The sheriff, City Manager Jim Scholl, County Administrator Roman Gastesi and County Attorney Bob Shillinger met recently to try and work out an arrangement, but the city has yet to identify a viable piece of property for KOTS.
The city is looking primarily at city- and county-owned properties because obtaining new property would require a public referendum, but each parcel presents unique challenges, according to Scholl.
“The properties in the city limits are few, one or two, that could, if they’re not zoned already that could be zoned and approved,” Scholl said. “There’s more properties outside the city limits that haven’t been fully vetted.”
Scholl declined to mention specific parcels until a plan can be agreed upon by the city, county and Sheriff’s Office. KOTS has been at the Sheriff’s Office property for 14 years.

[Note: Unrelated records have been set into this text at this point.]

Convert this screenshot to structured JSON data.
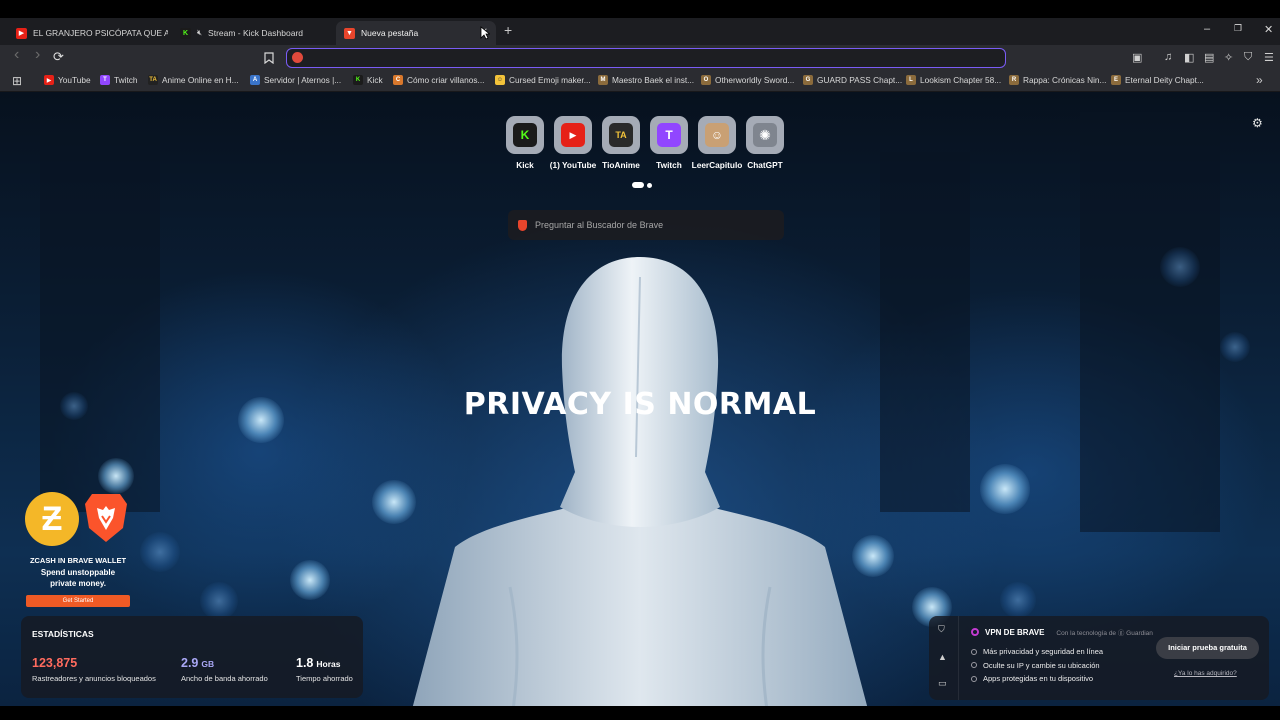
{
  "tabs": [
    {
      "label": "EL GRANJERO PSICÓPATA QUE ALIM",
      "icon": "youtube-icon",
      "color": "#e62117"
    },
    {
      "label": "Stream - Kick Dashboard",
      "icon": "kick-icon",
      "color": "#53fc18"
    },
    {
      "label": "Nueva pestaña",
      "icon": "brave-icon",
      "color": "#e8452c",
      "active": true
    }
  ],
  "new_tab_symbol": "+",
  "window_controls": {
    "minimize": "–",
    "restore": "❐",
    "close": "✕"
  },
  "toolbar": {
    "back": "‹",
    "forward": "›",
    "reload": "⟳",
    "bookmark": "☐",
    "address_value": ""
  },
  "bookmarks": [
    {
      "label": "YouTube",
      "icon_color": "#e62117",
      "glyph": "▶"
    },
    {
      "label": "Twitch",
      "icon_color": "#9146ff",
      "glyph": "T"
    },
    {
      "label": "Anime Online en H...",
      "icon_color": "#222222",
      "glyph": "TA"
    },
    {
      "label": "Servidor | Aternos |...",
      "icon_color": "#3a74c9",
      "glyph": "A"
    },
    {
      "label": "Kick",
      "icon_color": "#53fc18",
      "glyph": "K"
    },
    {
      "label": "Cómo criar villanos...",
      "icon_color": "#d9782c",
      "glyph": "C"
    },
    {
      "label": "Cursed Emoji maker...",
      "icon_color": "#f3c33a",
      "glyph": "☺"
    },
    {
      "label": "Maestro Baek el inst...",
      "icon_color": "#8b6b3c",
      "glyph": "M"
    },
    {
      "label": "Otherworldly Sword...",
      "icon_color": "#8b6b3c",
      "glyph": "O"
    },
    {
      "label": "GUARD PASS Chapt...",
      "icon_color": "#8b6b3c",
      "glyph": "G"
    },
    {
      "label": "Lookism Chapter 58...",
      "icon_color": "#8b6b3c",
      "glyph": "L"
    },
    {
      "label": "Rappa: Crónicas Nin...",
      "icon_color": "#8b6b3c",
      "glyph": "R"
    },
    {
      "label": "Eternal Deity Chapt...",
      "icon_color": "#8b6b3c",
      "glyph": "E"
    }
  ],
  "bookmarks_more": "»",
  "shortcuts": [
    {
      "label": "Kick",
      "glyph": "K",
      "bg": "#1b1b1b",
      "fg": "#53fc18"
    },
    {
      "label": "(1) YouTube",
      "glyph": "▶",
      "bg": "#e62117",
      "fg": "#ffffff"
    },
    {
      "label": "TioAnime",
      "glyph": "TA",
      "bg": "#2a2a2a",
      "fg": "#f3c33a"
    },
    {
      "label": "Twitch",
      "glyph": "T",
      "bg": "#9146ff",
      "fg": "#ffffff"
    },
    {
      "label": "LeerCapitulo",
      "glyph": "☺",
      "bg": "#c9a074",
      "fg": "#ffffff"
    },
    {
      "label": "ChatGPT",
      "glyph": "✺",
      "bg": "#7f858f",
      "fg": "#ffffff"
    }
  ],
  "search": {
    "placeholder": "Preguntar al Buscador de Brave"
  },
  "settings_icon": "⚙",
  "headline": "PRIVACY IS NORMAL",
  "promo": {
    "zcash_glyph": "Ƶ",
    "title": "ZCASH IN BRAVE WALLET",
    "line1": "Spend unstoppable",
    "line2": "private money.",
    "cta": "Get Started"
  },
  "stats": {
    "title": "ESTADÍSTICAS",
    "items": [
      {
        "value": "123,875",
        "unit": "",
        "desc": "Rastreadores y anuncios bloqueados",
        "color": "#ff6b5e"
      },
      {
        "value": "2.9",
        "unit": "GB",
        "desc": "Ancho de banda ahorrado",
        "color": "#a9a7f5"
      },
      {
        "value": "1.8",
        "unit": "Horas",
        "desc": "Tiempo ahorrado",
        "color": "#ffffff"
      }
    ]
  },
  "vpn": {
    "name": "VPN DE BRAVE",
    "powered": "Con la tecnología de ⓖ Guardian",
    "features": [
      "Más privacidad y seguridad en línea",
      "Oculte su IP y cambie su ubicación",
      "Apps protegidas en tu dispositivo"
    ],
    "button": "Iniciar prueba gratuita",
    "link": "¿Ya lo has adquirido?"
  }
}
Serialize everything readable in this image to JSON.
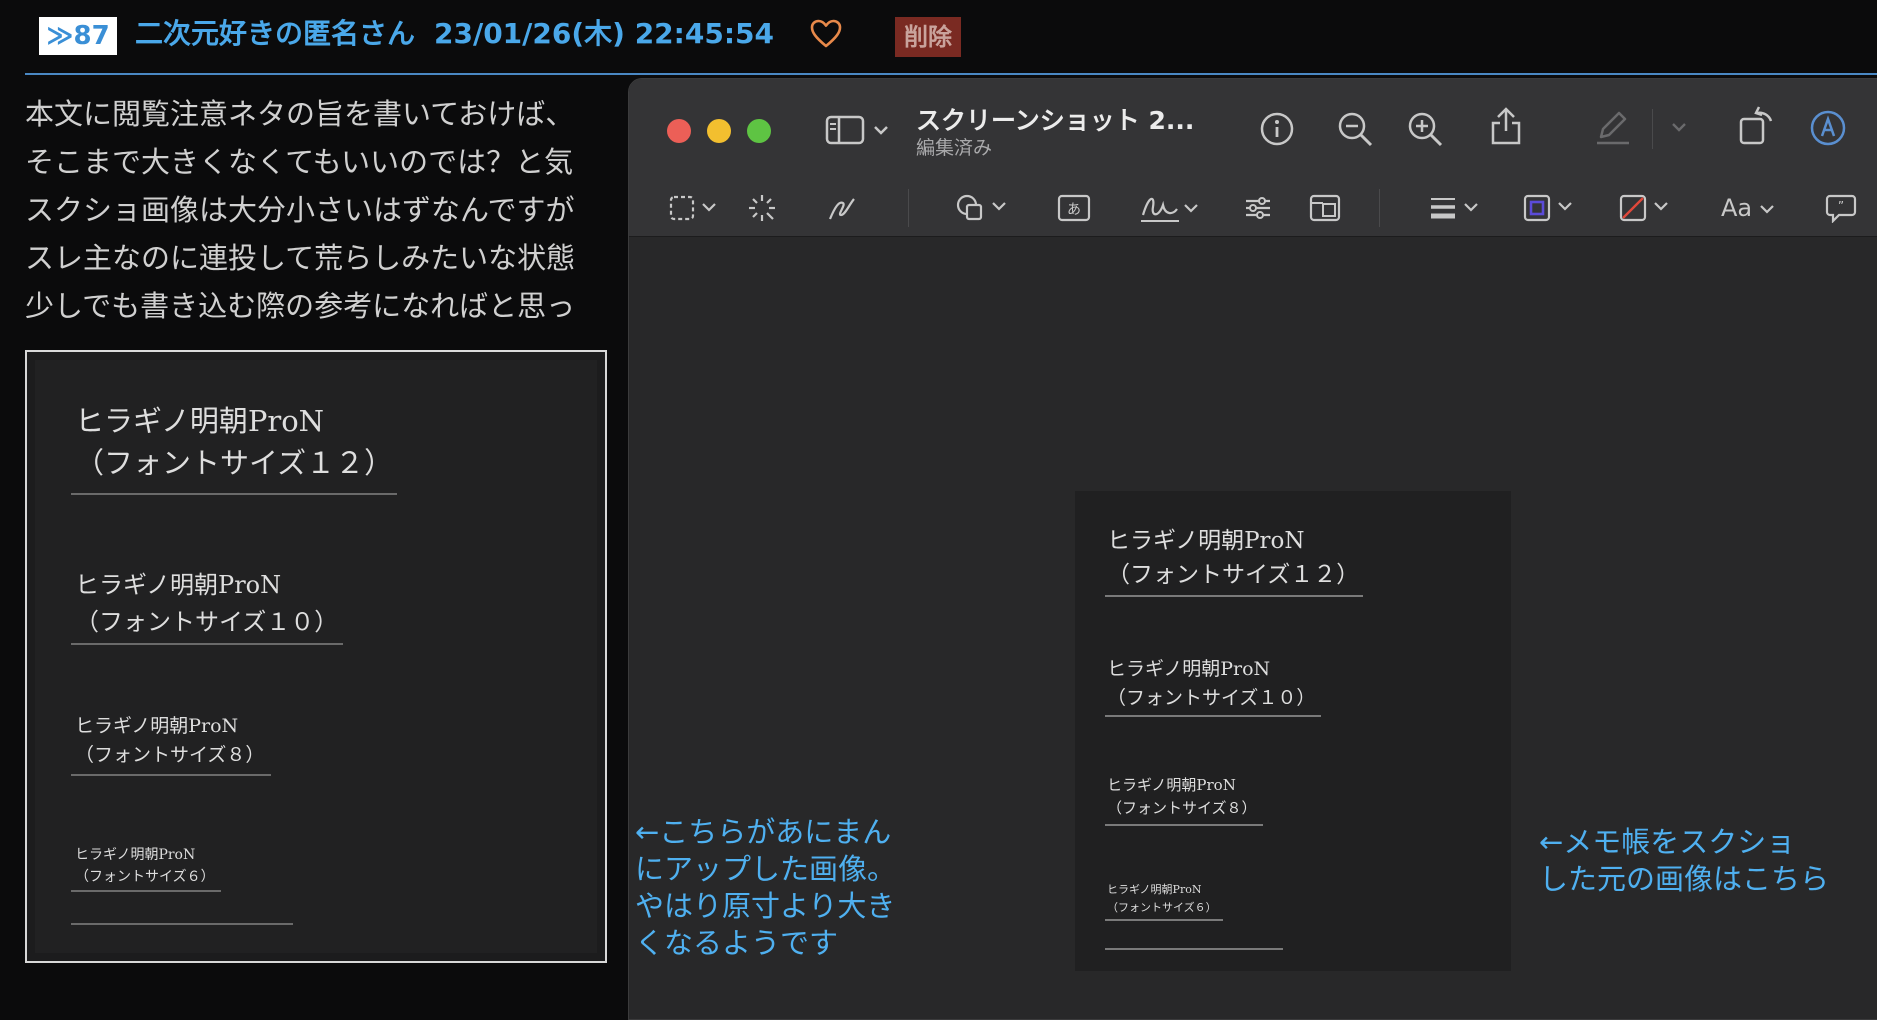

“It immediately becomes political, so we need to be very cautious at looking at objectively what will work,” he said. “We’ve got to have three parties agree.”
Regardless of funding and plans, Scholl estimates it will be at least a year until construction can begin on housing on the Sheriff’s Office property due to current zoning restrictions.
The property currently isn’t zoned for residential units, has a 25-foot height limit that would require a public referendum to raise and the base flood elevation would be very high on the low lying parcel, Scholl said.
“It’s not impossible, it’s not insurmountable, but it will take over a year to get through that process,” he said. “(Ramsay) needs to look at other options for other properties that would work.”
The two sides could reach a compromise using some of the planned 104-unit affordable housing project the city is pursuing on College Road for Sheriff’s Office employees, Scholl said.
Any plans moving forward will hinge on the county commission’s vote on the extension request next week and if it’s voted down, the city may be left with only one option, according to Scholl.
“Close KOTS,” he said of the consequences of a no vote. “We won’t have a temporary overnight shelter; that’s the only option at that point.”